Many healthcare organizations are optimizing their existing IT investments by reducing waste and adding functionality to their systems. But before you begin your system optimization program, have you considered what role your patients will play in the process? Patients, after all, are the most important stakeholders in the healthcare system, although their role is often overlooked in a landscape dominated by government agencies such as CMS, commercial insurance payors, quality organizations, and politically strong provider organizations.
As you determine the planned areas for optimization and improvement, consider what your patients will require from your IT system. In different markets with different demographics, patients require varying levels of sophistication from their healthcare provider in terms of technology engagement. While a majority of patients in San Francisco might expect the latest and greatest technology, patients in a more rural area might not be ready to use online scheduling or bill pay.
Of course, there are already quite a few external forces affecting your optimization effort even before considering patient requirements – Stage 2 of meaningful use, ACO formation, physician requests, and patient-centered medical home accreditation all impact numerous work flows relating to the EHR. These requirements alone are enough to keep IT departments busy and optimization efforts jam-packed.
Meanwhile, patients are becoming more selective about their choice of local healthcare provider with the help of HCAPS patient satisfaction scores, social media, and increased competition between organizations. Incorporating their requirements into your optimization plan is paramount to staying competitive. Reaching out to patients through social media can be a great way to receive feedback on your existing IT systems and planned functionality changes. Even the IT department by itself can engage patients by creating a focus group or forming a patient input panel with community leaders and patients.

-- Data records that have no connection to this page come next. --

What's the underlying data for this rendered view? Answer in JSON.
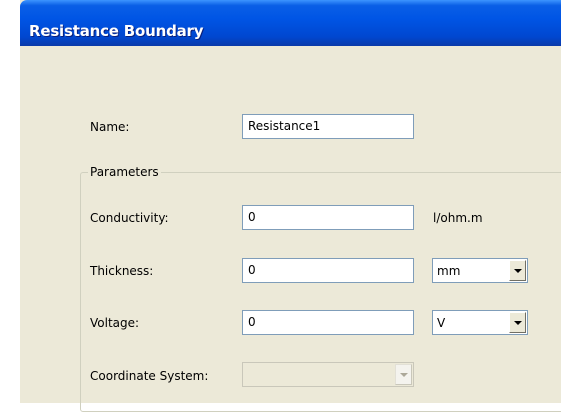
{
  "window": {
    "title": "Resistance Boundary"
  },
  "form": {
    "name_label": "Name:",
    "name_value": "Resistance1"
  },
  "parameters": {
    "group_title": "Parameters",
    "conductivity": {
      "label": "Conductivity:",
      "value": "0",
      "unit": "l/ohm.m"
    },
    "thickness": {
      "label": "Thickness:",
      "value": "0",
      "unit": "mm"
    },
    "voltage": {
      "label": "Voltage:",
      "value": "0",
      "unit": "V"
    },
    "coordinate_system": {
      "label": "Coordinate System:",
      "value": "",
      "enabled": false
    }
  }
}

Many optimization programs add functionality for patients to use, including secure messaging, online refill requests, and self-scheduling. How will you market these tools to your patients, and how will you engage them in their continued use? Meaningful use Stage 2 for eligible professionals requires that at least 5% of patients use secure messaging and that 5% of patients download or transmit their health information to a third party. Simply turning these functionalities on is not enough – patients need to be educated on their use.
Deciding to optimize your EHR is an important step in improving the overall use and satisfaction of your organization, but don’t make the mistake of leaving out the most important stakeholder in your decision-making process – your patients.